We served this with green vegetables. It was delicious.
We had had venison the other night, and so I made this curry with the left-overs. The original recipe uses venison fillet from a roe or sika deer, but the venison we had was of a more formidable cut. We had pot-roasted it, and so I diced up the remains and hijacked a few other recipes for ideas. I also used up a few bits from the depths of the fridge.

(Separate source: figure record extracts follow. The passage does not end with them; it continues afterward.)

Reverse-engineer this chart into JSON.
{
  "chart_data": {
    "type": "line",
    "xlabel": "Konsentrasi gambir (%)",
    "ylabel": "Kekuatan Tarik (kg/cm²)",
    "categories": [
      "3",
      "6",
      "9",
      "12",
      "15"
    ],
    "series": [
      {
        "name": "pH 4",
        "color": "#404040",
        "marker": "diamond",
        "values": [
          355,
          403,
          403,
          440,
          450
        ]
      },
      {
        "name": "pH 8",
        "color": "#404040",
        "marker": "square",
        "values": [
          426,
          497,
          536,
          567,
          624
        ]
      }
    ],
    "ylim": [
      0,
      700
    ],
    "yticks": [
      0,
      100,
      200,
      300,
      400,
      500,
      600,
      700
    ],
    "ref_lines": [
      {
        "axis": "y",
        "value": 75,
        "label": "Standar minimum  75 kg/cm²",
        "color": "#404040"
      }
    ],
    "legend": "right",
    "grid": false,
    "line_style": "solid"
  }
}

- 1 tbsp coconut oil, or other vegetable oil
- 2 small red onions, finely sliced
- 1 cinnamon stick
- 500g diced cooked venison
- 200ml coconut water
- 200ml coconut milk
- grated zest and juice of one lime
- 4 small cloves of garlic, minced
- 50g ginger root, chopped
- 1 tsp salt
- 1/2 tsp ground cloves, or 4 cloves
- 1 tsp fennel seeds
- 1 tsp hot chilli powder (I used Kashmiri chilli powder)
- 1 tsp ground cumin
- 1 tsp ground star anise or 2 star anise
- 1 tsp garam masala
- 50g tomato puree
- I use an old coffee grinder attachment with my blender to grind up spice mixes, but a pestle and mortar will do the job. In the spice grinder, grind together the fennel, salt, cumin, cloves, ground star anise (if this is what you have) and garam masala. Add the chopped ginger and the garlic, and grind again. Then add the tomato paste and mix well.

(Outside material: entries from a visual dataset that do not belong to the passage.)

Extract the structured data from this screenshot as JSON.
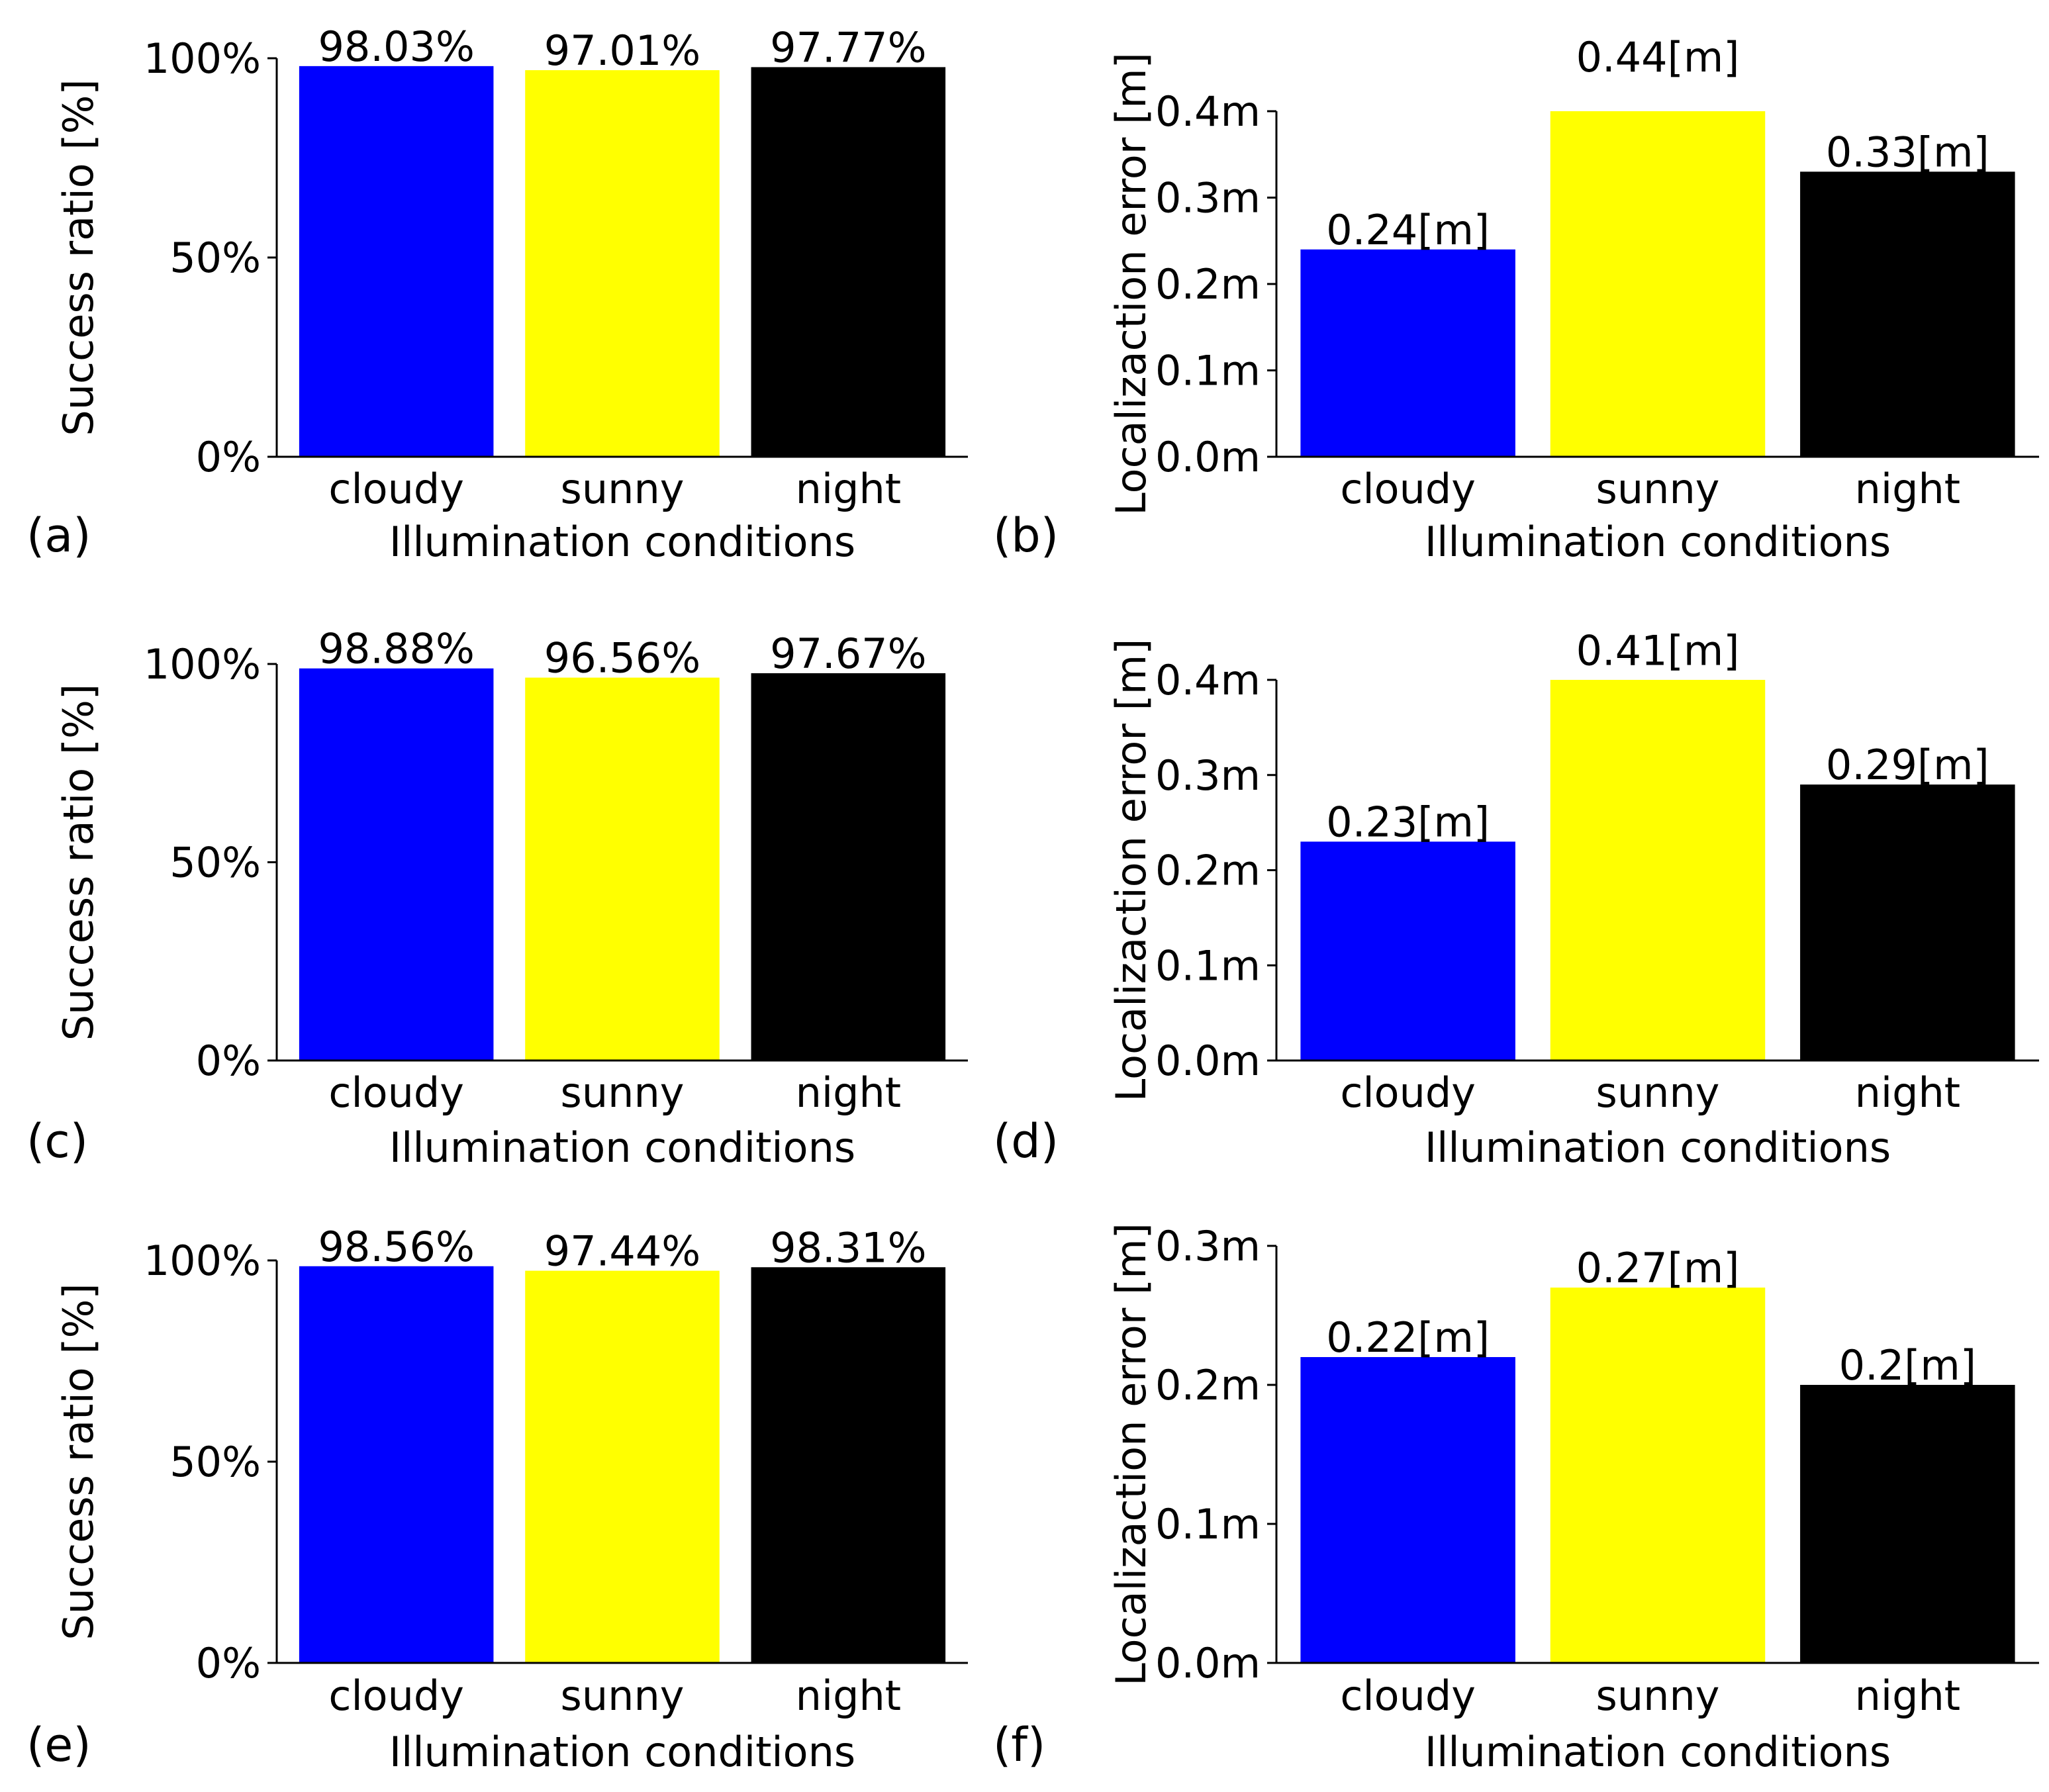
{
  "figure": {
    "colors": {
      "cloudy": "#0000ff",
      "sunny": "#ffff00",
      "night": "#000000"
    }
  },
  "chart_data": [
    {
      "id": "a",
      "panel_label": "(a)",
      "type": "bar",
      "categories": [
        "cloudy",
        "sunny",
        "night"
      ],
      "values": [
        98.03,
        97.01,
        97.77
      ],
      "data_labels": [
        "98.03%",
        "97.01%",
        "97.77%"
      ],
      "xlabel": "Illumination conditions",
      "ylabel": "Success ratio [%]",
      "ylim": [
        0,
        100
      ],
      "yticks": [
        0,
        50,
        100
      ],
      "ytick_labels": [
        "0%",
        "50%",
        "100%"
      ]
    },
    {
      "id": "b",
      "panel_label": "(b)",
      "type": "bar",
      "categories": [
        "cloudy",
        "sunny",
        "night"
      ],
      "values": [
        0.24,
        0.44,
        0.33
      ],
      "data_labels": [
        "0.24[m]",
        "0.44[m]",
        "0.33[m]"
      ],
      "xlabel": "Illumination conditions",
      "ylabel": "Localizaction error [m]",
      "ylim": [
        0,
        0.4
      ],
      "yticks": [
        0,
        0.1,
        0.2,
        0.3,
        0.4
      ],
      "ytick_labels": [
        "0.0m",
        "0.1m",
        "0.2m",
        "0.3m",
        "0.4m"
      ]
    },
    {
      "id": "c",
      "panel_label": "(c)",
      "type": "bar",
      "categories": [
        "cloudy",
        "sunny",
        "night"
      ],
      "values": [
        98.88,
        96.56,
        97.67
      ],
      "data_labels": [
        "98.88%",
        "96.56%",
        "97.67%"
      ],
      "xlabel": "Illumination conditions",
      "ylabel": "Success ratio [%]",
      "ylim": [
        0,
        100
      ],
      "yticks": [
        0,
        50,
        100
      ],
      "ytick_labels": [
        "0%",
        "50%",
        "100%"
      ]
    },
    {
      "id": "d",
      "panel_label": "(d)",
      "type": "bar",
      "categories": [
        "cloudy",
        "sunny",
        "night"
      ],
      "values": [
        0.23,
        0.41,
        0.29
      ],
      "data_labels": [
        "0.23[m]",
        "0.41[m]",
        "0.29[m]"
      ],
      "xlabel": "Illumination conditions",
      "ylabel": "Localizaction error [m]",
      "ylim": [
        0,
        0.4
      ],
      "yticks": [
        0,
        0.1,
        0.2,
        0.3,
        0.4
      ],
      "ytick_labels": [
        "0.0m",
        "0.1m",
        "0.2m",
        "0.3m",
        "0.4m"
      ]
    },
    {
      "id": "e",
      "panel_label": "(e)",
      "type": "bar",
      "categories": [
        "cloudy",
        "sunny",
        "night"
      ],
      "values": [
        98.56,
        97.44,
        98.31
      ],
      "data_labels": [
        "98.56%",
        "97.44%",
        "98.31%"
      ],
      "xlabel": "Illumination conditions",
      "ylabel": "Success ratio [%]",
      "ylim": [
        0,
        100
      ],
      "yticks": [
        0,
        50,
        100
      ],
      "ytick_labels": [
        "0%",
        "50%",
        "100%"
      ]
    },
    {
      "id": "f",
      "panel_label": "(f)",
      "type": "bar",
      "categories": [
        "cloudy",
        "sunny",
        "night"
      ],
      "values": [
        0.22,
        0.27,
        0.2
      ],
      "data_labels": [
        "0.22[m]",
        "0.27[m]",
        "0.2[m]"
      ],
      "xlabel": "Illumination conditions",
      "ylabel": "Localizaction error [m]",
      "ylim": [
        0,
        0.3
      ],
      "yticks": [
        0,
        0.1,
        0.2,
        0.3
      ],
      "ytick_labels": [
        "0.0m",
        "0.1m",
        "0.2m",
        "0.3m"
      ]
    }
  ]
}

- Melt the coconut oil in a large pan and fry the onion with the whole star anise and the cinnamon. Fry over a medium heat for five to ten minutes, until it is begining to brown. Add the spice mixture and continue frying for another couple of minutes
- Add the meat and continue frying for another couple of minutes, until it is hot, and then add the coconut water, coconut milk, lime juice and lime zest. Bring the mixture to a simmer, and cook until the meat is hot through, around another five minutes.
This is good with plain white rice.
It is goose season again. For those of you that live in the Outer Hebrides, you’ll know that the islands are infested with greylag geese, beautiful wild birds that flock here and eat the grass on the machair, pulling it by the roots. The numbers are not really in control at all, so we are glad to have a few to eat now and again.

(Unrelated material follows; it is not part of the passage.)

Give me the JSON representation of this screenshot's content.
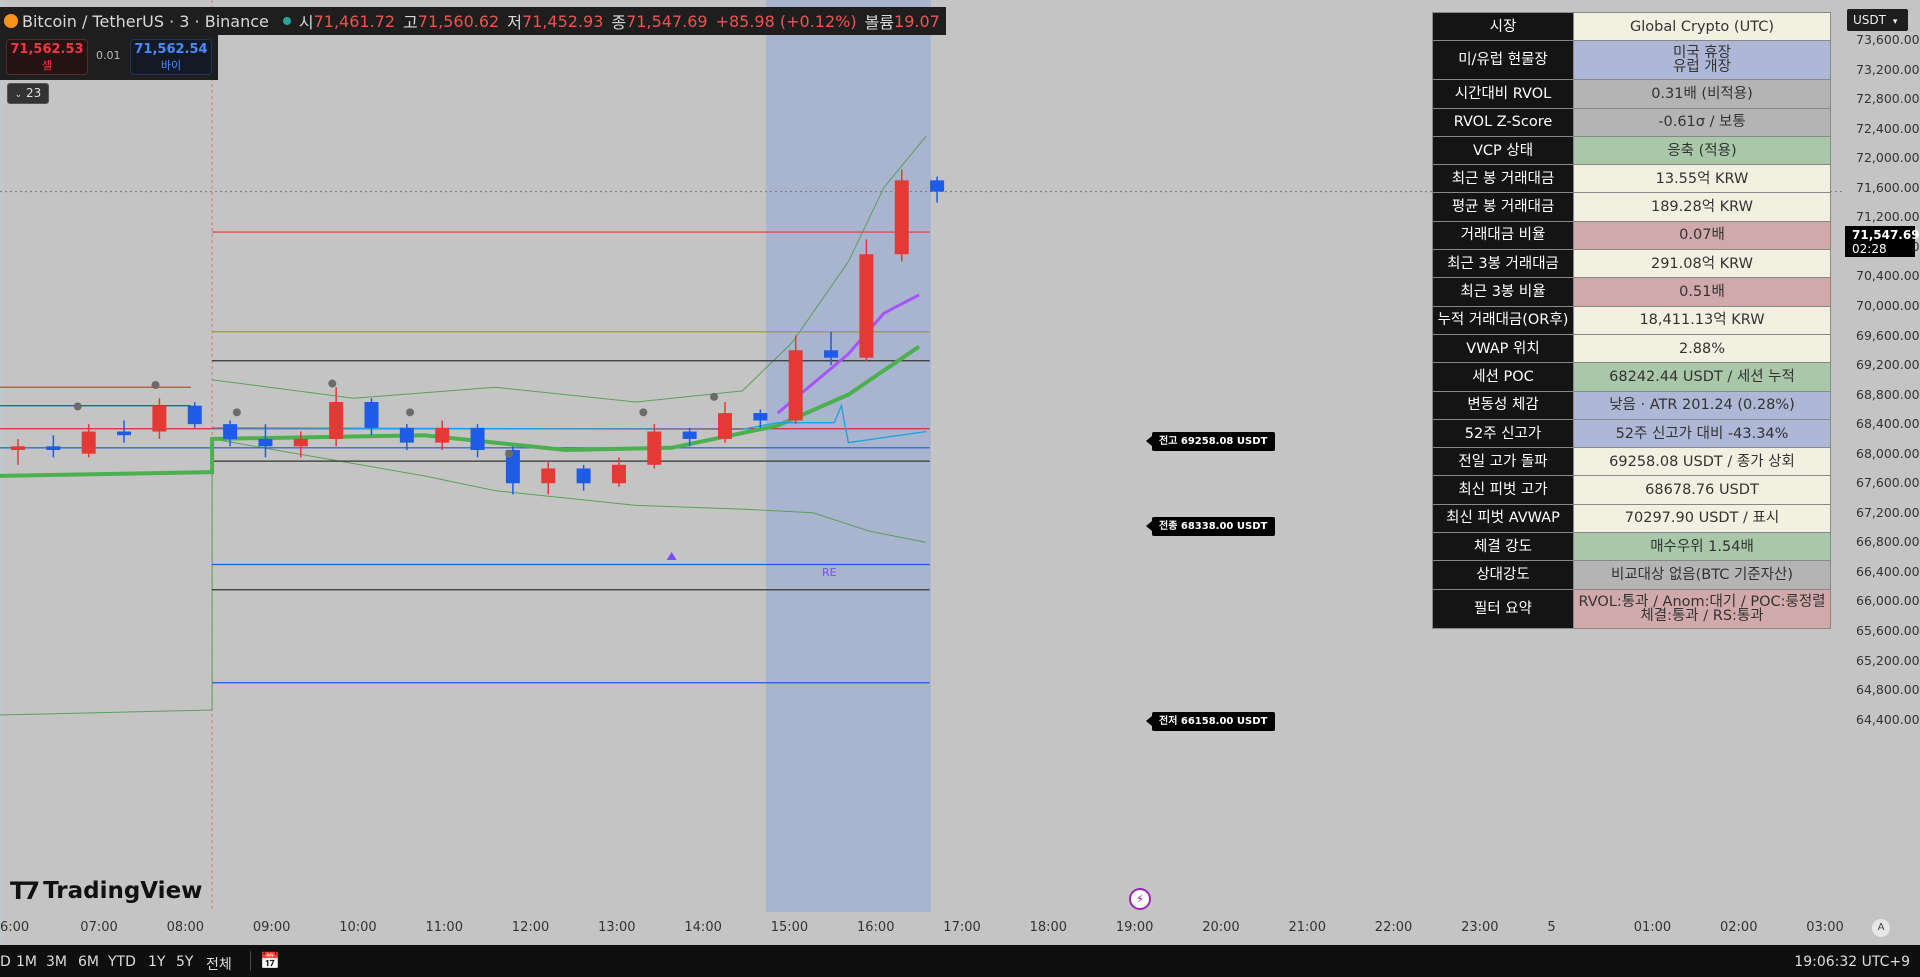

This time, I made a goose chilli. I used my excellent and efficient meat grinder to make coarsly ground mince from two goose breasts. I also used some chipotle chillis that I had got from seasoned pioneers. This is delicious.
- 2 goose breasts, minced
- 1 can of borlotti beans
- Vegetable oil
- 1 onion, peeled and sliced
- 3 cloves of garlic, peeled and sliced
- 2 tsp crushed chipotle
- 1 tbsp fresh marjoram, or 1 tsp dried
- 2 bayleaves
- 2 tsp cumin seeds
- water to moisten
- 1 can of chopped tomatoes
- salt and pepper, to taste.
- Fry the sliced onion in the oil, stirring, for at least five minutes, so that it is beginning to brown.
- Add the sliced garlic, and stir for a minute, then add the rest of the spices, and the mince. Stir and cook so that the mince is looking browned.
- Add the tomatoes and the beans, and enough water to moisten the mixture. Bring to a simmer, and cook for an hour, adding water if required to stop it from sticking. I have a habit of reading when I am at this stage, I give it all a stir at the end of each chapter.
- Season to taste – I used a couple of good pinches of salt and some freshly ground black pepper
Serve with soured cream and flat breads.